Si l’impersonnalité flaubertienne ne tient pas à une posture rationaliste, elle n’est pas en revanche sans rapports avec les conceptions métaphysiques de l’écrivain, qui tranchent largement avec l’image que l’on pourrait se faire d’un romancier réaliste. L’infini de l’univers, la relativité de toutes les connaissances humaines, de tous les points de vue, ou encore le mystère du Mal, de la souffrance et de la mort, n’ont jamais cessé de l’habiter. L’impersonnalité, dès lors, peut être aussi conçue comme un exercice spirituel, au moyen duquel l’auteur, autant qu’il est possible à un homme, s’ouvre à la transcendance.
Du sentimentalisme romantique à la sympathie douloureuse
Flaubert tient le lyrisme romantique en horreur. Il brocarde la « poésie du cœur » de Musset et le style « poitrinaire » de Lamartine, qui l’irritent autant par leur dimension conventionnelle que par l’importance disproportionnée qu’ils donnent au « moi ». Pour lui comme pour les mystiques, le « moi » est haïssable, et c’est à la condition de s’en détacher, de faire le vide dans son intériorité, que l’on peut accueillir en soi une altérité qui nous grandit.

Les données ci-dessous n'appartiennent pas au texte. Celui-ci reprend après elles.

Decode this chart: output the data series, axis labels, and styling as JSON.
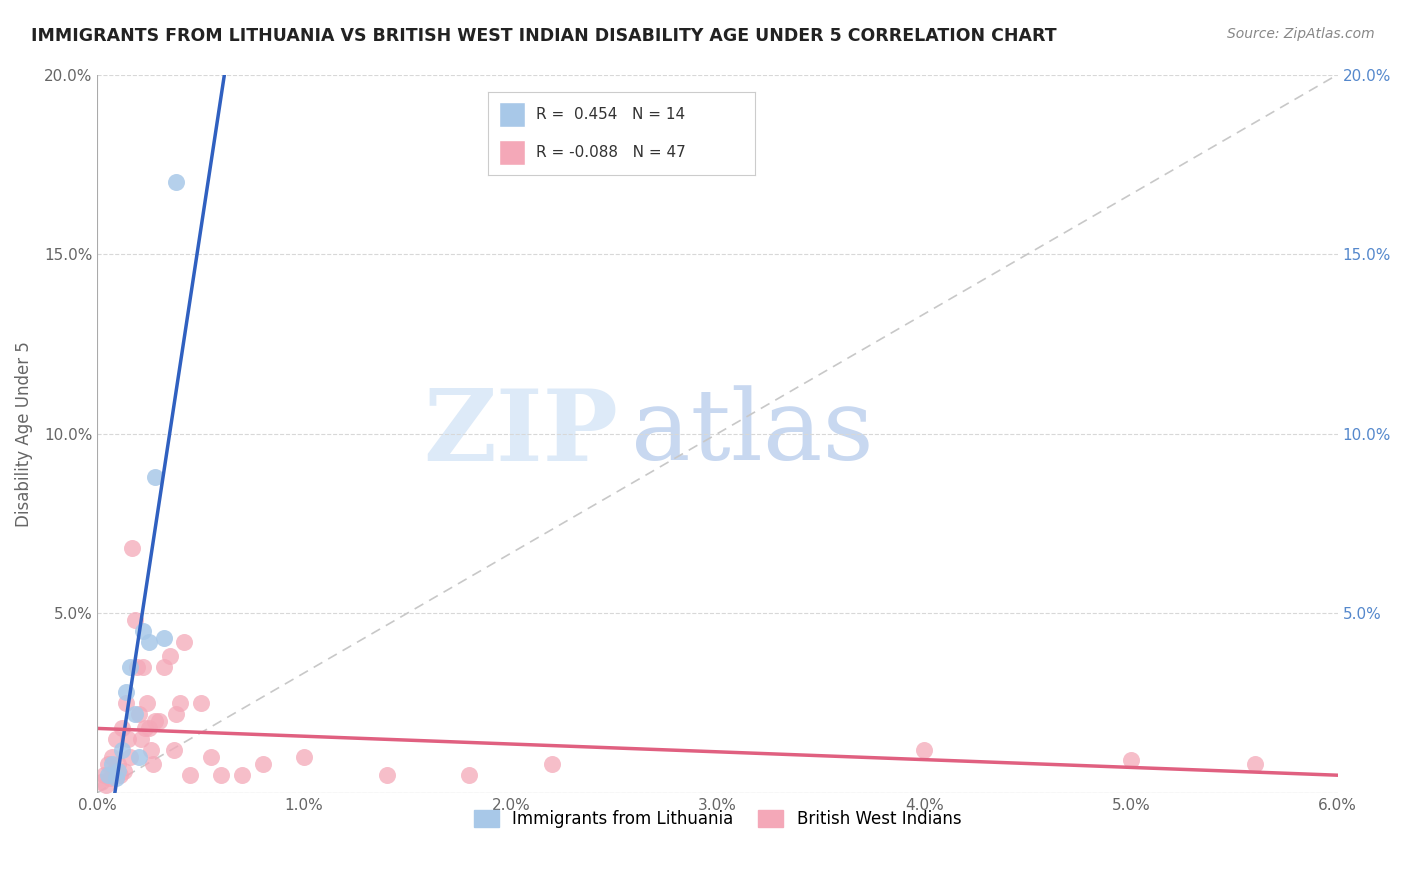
{
  "title": "IMMIGRANTS FROM LITHUANIA VS BRITISH WEST INDIAN DISABILITY AGE UNDER 5 CORRELATION CHART",
  "source": "Source: ZipAtlas.com",
  "ylabel": "Disability Age Under 5",
  "watermark_zip": "ZIP",
  "watermark_atlas": "atlas",
  "legend_label_1": "Immigrants from Lithuania",
  "legend_label_2": "British West Indians",
  "R_lithuania": 0.454,
  "N_lithuania": 14,
  "R_bwi": -0.088,
  "N_bwi": 47,
  "color_lithuania": "#a8c8e8",
  "color_bwi": "#f4a8b8",
  "color_lithuania_line": "#3060c0",
  "color_bwi_line": "#e06080",
  "color_diag_line": "#c8c8c8",
  "background_color": "#ffffff",
  "xlim": [
    0.0,
    6.0
  ],
  "ylim": [
    0.0,
    20.0
  ],
  "xtick_vals": [
    0,
    1,
    2,
    3,
    4,
    5,
    6
  ],
  "ytick_vals": [
    0,
    5,
    10,
    15,
    20
  ],
  "lithuania_x": [
    0.05,
    0.07,
    0.09,
    0.1,
    0.12,
    0.14,
    0.16,
    0.18,
    0.2,
    0.22,
    0.25,
    0.28,
    0.32,
    0.38
  ],
  "lithuania_y": [
    0.5,
    0.8,
    0.4,
    0.6,
    1.2,
    2.8,
    3.5,
    2.2,
    1.0,
    4.5,
    4.2,
    8.8,
    4.3,
    17.0
  ],
  "bwi_x": [
    0.02,
    0.03,
    0.04,
    0.05,
    0.06,
    0.07,
    0.08,
    0.09,
    0.1,
    0.11,
    0.12,
    0.13,
    0.14,
    0.15,
    0.16,
    0.17,
    0.18,
    0.19,
    0.2,
    0.21,
    0.22,
    0.23,
    0.24,
    0.25,
    0.26,
    0.27,
    0.28,
    0.3,
    0.32,
    0.35,
    0.37,
    0.38,
    0.4,
    0.42,
    0.45,
    0.5,
    0.55,
    0.6,
    0.7,
    0.8,
    1.0,
    1.4,
    1.8,
    2.2,
    4.0,
    5.0,
    5.6
  ],
  "bwi_y": [
    0.3,
    0.5,
    0.2,
    0.8,
    0.4,
    1.0,
    0.6,
    1.5,
    0.8,
    0.5,
    1.8,
    0.6,
    2.5,
    1.5,
    1.0,
    6.8,
    4.8,
    3.5,
    2.2,
    1.5,
    3.5,
    1.8,
    2.5,
    1.8,
    1.2,
    0.8,
    2.0,
    2.0,
    3.5,
    3.8,
    1.2,
    2.2,
    2.5,
    4.2,
    0.5,
    2.5,
    1.0,
    0.5,
    0.5,
    0.8,
    1.0,
    0.5,
    0.5,
    0.8,
    1.2,
    0.9,
    0.8
  ]
}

Cette altérité, chez Flaubert, ne correspond évidemment pas au Dieu de la religion chrétienne. L’agnostique qu’est le romancier normand ne croit pas en un Être divin, personnel et trinitaire, représentation qu’il juge trop humaine. Il peut s’agir en revanche du malheur d’autrui, dont l’injustice métaphysique rend la vie énigmatique, et que l’on peut d’autant plus s’approprier que l’on s’efforce de dépasser sa propre subjectivité. À la sensiblerie romantique, Flaubert oppose le sublime de la Douleur, qu’il évoque en des termes qui feraient presque écho au traditionalisme d’un Blanc de Saint-Bonnet. Il reproche par exemple aux socialistes de « nier la Douleur », et ainsi de « blasphémer […] le sang du Christ qui remue en nous ». L’impersonnalité constitue à cet égard une forme de catharsis spirituelle, une opération destinée à purger l’écrivain d’une sentimentalité trop individuelle, et par là trop égoïste, afin de le faire communier aux tourments des autres.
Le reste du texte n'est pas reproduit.